A third attribute of CASES is that it is a longer-term field effort. This allows time for developing a substantial educational component which can improve science education in middle and high schools. To enhance science literacy among secondary students and teachers, a long-term field facility with episodic experiments can serve as a classroom-in-the-field for observing scientific activities and a field-in-the-classroom for examining data from those activities and determining their physical meaning. Programs are envisioned in which students and teachers visit field observational sites, scientists and graduate students visit schools, and data sets collected in field projects are made available for classroom study by students and teachers.
What makes all this possible is the ease with which field data can now be brought into classrooms at all education levels using current data communications. Unidata, a branch of UCAR, whose mission is to empower U.S. schools and universities with the ability to access and utilize data streams, has the capability to effect such a distribution. With color display monitors and well-trained teachers to provide guidance, students can quickly grasp salient environmental interactions occurring in the Walnut River watershed. Educational materials (i.e., study guides, problems to be solved) will have to be designed to take advantage of the dynamic physical data that will be available.
Finally, it is critical to the success of any field program that there be a clear understanding of its objectives by the affected land owners, business people, and the general public, and that there be sustained good will between these groups, scientists, and other individuals connected to field projects.
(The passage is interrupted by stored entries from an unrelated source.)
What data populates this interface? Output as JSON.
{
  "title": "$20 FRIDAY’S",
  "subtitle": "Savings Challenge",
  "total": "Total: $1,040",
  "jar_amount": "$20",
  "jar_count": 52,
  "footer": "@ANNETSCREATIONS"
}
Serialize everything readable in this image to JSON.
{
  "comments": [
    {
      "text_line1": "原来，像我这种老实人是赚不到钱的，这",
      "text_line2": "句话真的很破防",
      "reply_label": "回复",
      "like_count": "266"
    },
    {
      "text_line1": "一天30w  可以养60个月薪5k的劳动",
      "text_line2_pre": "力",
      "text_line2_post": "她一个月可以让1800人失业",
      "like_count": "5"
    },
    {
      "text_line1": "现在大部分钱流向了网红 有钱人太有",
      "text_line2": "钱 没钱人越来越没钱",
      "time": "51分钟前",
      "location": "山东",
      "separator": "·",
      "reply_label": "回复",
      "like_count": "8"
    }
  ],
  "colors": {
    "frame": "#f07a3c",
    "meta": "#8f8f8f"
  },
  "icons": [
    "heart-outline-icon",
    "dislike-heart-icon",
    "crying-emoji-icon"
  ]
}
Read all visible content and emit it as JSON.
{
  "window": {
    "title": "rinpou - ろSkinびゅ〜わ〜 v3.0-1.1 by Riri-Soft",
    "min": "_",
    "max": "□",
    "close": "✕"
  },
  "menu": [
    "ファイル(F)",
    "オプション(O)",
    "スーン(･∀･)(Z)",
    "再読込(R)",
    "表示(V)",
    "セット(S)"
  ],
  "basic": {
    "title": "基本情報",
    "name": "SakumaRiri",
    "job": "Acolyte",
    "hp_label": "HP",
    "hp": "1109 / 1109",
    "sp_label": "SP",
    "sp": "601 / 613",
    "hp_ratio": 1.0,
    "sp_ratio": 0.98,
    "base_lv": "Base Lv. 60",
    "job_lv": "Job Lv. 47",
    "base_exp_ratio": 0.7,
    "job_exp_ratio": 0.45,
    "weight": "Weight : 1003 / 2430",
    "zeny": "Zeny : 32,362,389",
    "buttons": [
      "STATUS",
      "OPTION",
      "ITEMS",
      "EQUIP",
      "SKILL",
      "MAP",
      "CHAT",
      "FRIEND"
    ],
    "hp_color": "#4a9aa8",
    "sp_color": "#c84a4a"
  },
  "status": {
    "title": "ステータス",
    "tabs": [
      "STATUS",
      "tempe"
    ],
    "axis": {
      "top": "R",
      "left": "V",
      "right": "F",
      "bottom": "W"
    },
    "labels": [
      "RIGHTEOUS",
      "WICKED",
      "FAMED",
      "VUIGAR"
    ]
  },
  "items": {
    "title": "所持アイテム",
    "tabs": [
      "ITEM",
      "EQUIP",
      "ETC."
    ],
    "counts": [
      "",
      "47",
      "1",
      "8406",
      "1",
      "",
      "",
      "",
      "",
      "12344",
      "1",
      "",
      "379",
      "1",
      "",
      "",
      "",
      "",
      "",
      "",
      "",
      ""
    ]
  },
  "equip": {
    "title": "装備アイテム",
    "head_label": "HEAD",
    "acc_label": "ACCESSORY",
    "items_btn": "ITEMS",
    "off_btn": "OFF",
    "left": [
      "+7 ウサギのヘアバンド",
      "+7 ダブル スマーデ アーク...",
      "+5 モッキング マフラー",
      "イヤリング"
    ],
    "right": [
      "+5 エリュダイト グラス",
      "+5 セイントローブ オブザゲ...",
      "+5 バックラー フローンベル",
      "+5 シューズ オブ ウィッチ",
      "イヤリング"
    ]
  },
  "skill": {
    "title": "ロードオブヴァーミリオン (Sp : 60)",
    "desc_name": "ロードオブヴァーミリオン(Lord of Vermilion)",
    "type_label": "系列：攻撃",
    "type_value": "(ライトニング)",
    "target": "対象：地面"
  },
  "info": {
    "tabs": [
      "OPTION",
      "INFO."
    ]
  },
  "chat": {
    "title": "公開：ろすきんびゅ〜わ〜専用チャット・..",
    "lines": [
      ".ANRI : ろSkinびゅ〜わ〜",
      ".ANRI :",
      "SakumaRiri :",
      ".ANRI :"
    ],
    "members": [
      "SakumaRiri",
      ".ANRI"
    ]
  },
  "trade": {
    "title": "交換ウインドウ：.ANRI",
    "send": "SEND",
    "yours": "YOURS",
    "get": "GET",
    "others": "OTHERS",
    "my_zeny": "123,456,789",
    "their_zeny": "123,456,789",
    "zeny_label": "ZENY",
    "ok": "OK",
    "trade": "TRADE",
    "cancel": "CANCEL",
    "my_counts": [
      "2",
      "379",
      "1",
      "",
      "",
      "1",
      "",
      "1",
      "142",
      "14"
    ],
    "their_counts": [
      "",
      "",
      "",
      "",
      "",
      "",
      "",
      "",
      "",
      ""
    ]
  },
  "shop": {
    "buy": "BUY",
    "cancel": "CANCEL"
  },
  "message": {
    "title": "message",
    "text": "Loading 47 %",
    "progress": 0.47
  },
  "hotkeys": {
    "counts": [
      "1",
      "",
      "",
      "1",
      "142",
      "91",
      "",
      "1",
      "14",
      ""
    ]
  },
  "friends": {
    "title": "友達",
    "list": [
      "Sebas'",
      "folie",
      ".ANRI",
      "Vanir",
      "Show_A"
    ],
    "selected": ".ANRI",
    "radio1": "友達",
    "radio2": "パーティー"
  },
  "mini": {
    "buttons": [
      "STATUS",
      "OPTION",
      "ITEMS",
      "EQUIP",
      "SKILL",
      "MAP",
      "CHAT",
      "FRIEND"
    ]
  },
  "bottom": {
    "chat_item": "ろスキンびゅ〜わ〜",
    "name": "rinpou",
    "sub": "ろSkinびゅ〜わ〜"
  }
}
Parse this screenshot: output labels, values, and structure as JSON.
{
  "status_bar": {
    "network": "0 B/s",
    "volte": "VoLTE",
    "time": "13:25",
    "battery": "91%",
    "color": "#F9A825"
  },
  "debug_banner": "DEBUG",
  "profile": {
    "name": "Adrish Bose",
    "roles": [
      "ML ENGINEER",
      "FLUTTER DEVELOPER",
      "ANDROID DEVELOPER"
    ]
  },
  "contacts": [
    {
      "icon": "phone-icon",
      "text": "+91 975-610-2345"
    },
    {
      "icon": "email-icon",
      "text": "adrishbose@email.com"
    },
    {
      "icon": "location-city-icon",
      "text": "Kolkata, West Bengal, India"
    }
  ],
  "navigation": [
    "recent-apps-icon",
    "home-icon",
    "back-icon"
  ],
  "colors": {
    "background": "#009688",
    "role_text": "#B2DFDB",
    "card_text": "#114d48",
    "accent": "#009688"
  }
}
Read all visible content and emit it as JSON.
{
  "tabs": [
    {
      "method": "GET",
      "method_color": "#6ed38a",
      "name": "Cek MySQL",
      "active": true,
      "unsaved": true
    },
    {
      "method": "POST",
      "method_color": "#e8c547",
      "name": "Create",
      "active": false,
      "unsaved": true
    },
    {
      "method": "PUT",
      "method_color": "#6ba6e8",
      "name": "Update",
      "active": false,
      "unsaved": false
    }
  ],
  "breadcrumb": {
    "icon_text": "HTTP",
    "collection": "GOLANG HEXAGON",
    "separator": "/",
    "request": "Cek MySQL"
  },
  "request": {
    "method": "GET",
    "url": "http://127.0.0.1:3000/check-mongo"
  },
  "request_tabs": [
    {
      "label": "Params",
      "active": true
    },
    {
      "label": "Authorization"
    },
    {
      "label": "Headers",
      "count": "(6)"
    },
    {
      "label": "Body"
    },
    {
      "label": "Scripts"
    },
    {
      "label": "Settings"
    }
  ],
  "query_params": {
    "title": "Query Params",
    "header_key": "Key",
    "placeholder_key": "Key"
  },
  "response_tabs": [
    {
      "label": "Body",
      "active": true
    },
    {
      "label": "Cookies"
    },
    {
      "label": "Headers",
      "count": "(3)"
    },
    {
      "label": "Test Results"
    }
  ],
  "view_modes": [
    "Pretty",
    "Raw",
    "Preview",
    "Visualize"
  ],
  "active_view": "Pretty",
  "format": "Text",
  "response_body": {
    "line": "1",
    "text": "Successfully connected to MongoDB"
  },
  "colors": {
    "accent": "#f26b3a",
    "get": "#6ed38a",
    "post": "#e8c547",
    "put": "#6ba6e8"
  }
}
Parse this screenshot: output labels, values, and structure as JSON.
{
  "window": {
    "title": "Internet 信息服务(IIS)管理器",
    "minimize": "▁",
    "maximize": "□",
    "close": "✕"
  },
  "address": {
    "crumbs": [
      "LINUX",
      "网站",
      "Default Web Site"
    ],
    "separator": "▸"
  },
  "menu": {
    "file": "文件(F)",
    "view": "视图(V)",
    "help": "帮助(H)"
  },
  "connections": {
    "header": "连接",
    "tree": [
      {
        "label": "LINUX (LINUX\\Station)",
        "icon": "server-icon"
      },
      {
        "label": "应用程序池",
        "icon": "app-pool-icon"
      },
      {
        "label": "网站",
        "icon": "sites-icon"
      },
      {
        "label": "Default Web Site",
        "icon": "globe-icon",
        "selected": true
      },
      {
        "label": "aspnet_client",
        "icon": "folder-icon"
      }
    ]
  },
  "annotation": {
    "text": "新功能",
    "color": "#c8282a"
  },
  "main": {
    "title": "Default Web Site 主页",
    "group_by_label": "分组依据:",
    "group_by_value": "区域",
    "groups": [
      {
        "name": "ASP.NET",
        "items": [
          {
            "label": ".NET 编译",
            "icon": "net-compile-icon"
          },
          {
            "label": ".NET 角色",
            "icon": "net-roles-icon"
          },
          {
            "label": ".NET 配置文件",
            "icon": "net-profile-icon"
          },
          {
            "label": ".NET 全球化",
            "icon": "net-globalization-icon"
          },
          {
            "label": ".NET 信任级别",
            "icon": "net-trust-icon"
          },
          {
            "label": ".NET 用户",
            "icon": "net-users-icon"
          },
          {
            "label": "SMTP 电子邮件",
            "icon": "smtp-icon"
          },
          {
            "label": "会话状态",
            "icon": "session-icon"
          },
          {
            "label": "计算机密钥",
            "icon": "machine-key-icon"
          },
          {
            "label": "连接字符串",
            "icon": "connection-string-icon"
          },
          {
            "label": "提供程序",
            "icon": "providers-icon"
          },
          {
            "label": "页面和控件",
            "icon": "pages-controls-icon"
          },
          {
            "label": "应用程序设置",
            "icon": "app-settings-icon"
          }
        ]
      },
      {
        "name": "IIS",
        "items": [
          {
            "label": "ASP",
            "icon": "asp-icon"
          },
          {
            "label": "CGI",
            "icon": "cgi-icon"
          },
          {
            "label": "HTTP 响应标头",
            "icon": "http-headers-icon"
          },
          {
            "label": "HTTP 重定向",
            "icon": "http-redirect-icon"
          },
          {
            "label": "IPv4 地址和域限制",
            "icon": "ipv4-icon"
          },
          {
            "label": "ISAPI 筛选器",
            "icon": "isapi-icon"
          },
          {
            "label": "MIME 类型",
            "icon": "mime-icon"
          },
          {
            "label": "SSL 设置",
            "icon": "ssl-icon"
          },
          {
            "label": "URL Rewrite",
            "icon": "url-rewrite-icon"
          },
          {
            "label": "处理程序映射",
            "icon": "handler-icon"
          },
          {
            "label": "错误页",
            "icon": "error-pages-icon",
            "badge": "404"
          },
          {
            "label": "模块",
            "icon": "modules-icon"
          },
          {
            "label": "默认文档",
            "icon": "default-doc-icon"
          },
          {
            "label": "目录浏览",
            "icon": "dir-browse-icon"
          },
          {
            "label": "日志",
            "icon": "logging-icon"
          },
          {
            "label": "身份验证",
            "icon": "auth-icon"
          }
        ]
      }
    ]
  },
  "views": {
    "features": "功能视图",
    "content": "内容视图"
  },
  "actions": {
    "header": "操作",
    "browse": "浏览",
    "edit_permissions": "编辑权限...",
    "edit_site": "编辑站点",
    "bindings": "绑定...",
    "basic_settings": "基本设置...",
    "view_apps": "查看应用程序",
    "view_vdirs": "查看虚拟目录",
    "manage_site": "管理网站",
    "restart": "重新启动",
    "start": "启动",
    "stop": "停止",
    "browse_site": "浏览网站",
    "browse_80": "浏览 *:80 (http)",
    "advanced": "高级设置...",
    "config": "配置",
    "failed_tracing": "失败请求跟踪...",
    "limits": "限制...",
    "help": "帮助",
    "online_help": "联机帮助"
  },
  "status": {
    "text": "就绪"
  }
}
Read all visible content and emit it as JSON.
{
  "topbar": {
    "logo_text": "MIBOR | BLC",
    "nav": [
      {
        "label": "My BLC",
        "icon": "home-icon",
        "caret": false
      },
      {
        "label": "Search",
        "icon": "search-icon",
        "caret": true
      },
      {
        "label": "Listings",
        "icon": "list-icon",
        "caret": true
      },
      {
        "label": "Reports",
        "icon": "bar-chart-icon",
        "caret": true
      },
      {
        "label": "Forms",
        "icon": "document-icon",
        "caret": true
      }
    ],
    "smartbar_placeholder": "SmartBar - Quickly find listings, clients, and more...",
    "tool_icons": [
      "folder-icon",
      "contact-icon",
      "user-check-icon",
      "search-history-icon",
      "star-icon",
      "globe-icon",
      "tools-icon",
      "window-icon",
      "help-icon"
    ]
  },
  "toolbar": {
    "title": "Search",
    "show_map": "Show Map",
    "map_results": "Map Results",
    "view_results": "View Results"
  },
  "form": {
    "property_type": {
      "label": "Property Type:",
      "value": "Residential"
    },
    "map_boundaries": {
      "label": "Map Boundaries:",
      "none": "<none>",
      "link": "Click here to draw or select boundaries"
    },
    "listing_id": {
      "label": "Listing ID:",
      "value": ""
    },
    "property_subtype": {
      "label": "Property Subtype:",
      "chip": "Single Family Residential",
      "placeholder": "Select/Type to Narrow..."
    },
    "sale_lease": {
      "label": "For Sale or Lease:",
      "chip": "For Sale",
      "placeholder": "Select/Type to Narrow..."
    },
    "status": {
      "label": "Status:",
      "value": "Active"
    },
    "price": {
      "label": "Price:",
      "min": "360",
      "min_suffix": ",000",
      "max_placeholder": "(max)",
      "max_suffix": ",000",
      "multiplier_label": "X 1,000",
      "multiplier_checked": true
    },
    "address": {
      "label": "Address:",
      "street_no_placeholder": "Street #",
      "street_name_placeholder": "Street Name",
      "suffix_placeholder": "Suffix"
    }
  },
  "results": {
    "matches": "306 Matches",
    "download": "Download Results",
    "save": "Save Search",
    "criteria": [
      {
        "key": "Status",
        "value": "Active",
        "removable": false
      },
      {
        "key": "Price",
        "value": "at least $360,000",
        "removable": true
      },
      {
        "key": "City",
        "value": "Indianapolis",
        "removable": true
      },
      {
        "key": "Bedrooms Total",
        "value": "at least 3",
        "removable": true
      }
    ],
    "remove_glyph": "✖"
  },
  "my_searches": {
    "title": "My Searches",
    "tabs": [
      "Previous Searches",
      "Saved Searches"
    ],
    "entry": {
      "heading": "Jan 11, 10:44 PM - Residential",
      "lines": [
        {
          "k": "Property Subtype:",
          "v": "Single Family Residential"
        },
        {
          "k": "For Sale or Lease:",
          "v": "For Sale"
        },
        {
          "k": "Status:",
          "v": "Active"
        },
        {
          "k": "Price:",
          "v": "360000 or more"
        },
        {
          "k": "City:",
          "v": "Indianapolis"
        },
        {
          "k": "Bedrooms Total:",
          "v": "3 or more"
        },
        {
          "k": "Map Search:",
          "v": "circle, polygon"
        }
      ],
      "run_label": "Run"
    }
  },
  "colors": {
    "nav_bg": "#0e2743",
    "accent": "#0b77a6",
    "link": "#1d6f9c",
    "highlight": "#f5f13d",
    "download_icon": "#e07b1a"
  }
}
Thus, CASES will develop an outreach program where project personnel with sound communication skills can talk to both organizations and the general public through service club meetings, town council meetings, and the media.
A joint Argonne/NCAR/NOAA CASES project office, consisting of a project director and a computer programmer, has been established within the Mesoscale and Microscale Meteorology division of NCAR. The primary roles of the office at this time are to: continue developing funding resources for CASES; identify, coordinate, and facilitate research opportunities for the scientific community; establish an operational data management scheme addressing all aspects involved in providing access to continuously collected observations relating to the CASES site; and to develop three-dimensional graphics to depict the data streams.
Experiment planning and logistics have been and will continue to be coordinated by the CASES project office in conjunction with the national scientific community through participation in planning meetings, workshops, and working groups. Additional coordination with Argonne National Laboratory, UCAR's Office of Field Project Support, federal agencies, and other research programs is ongoing.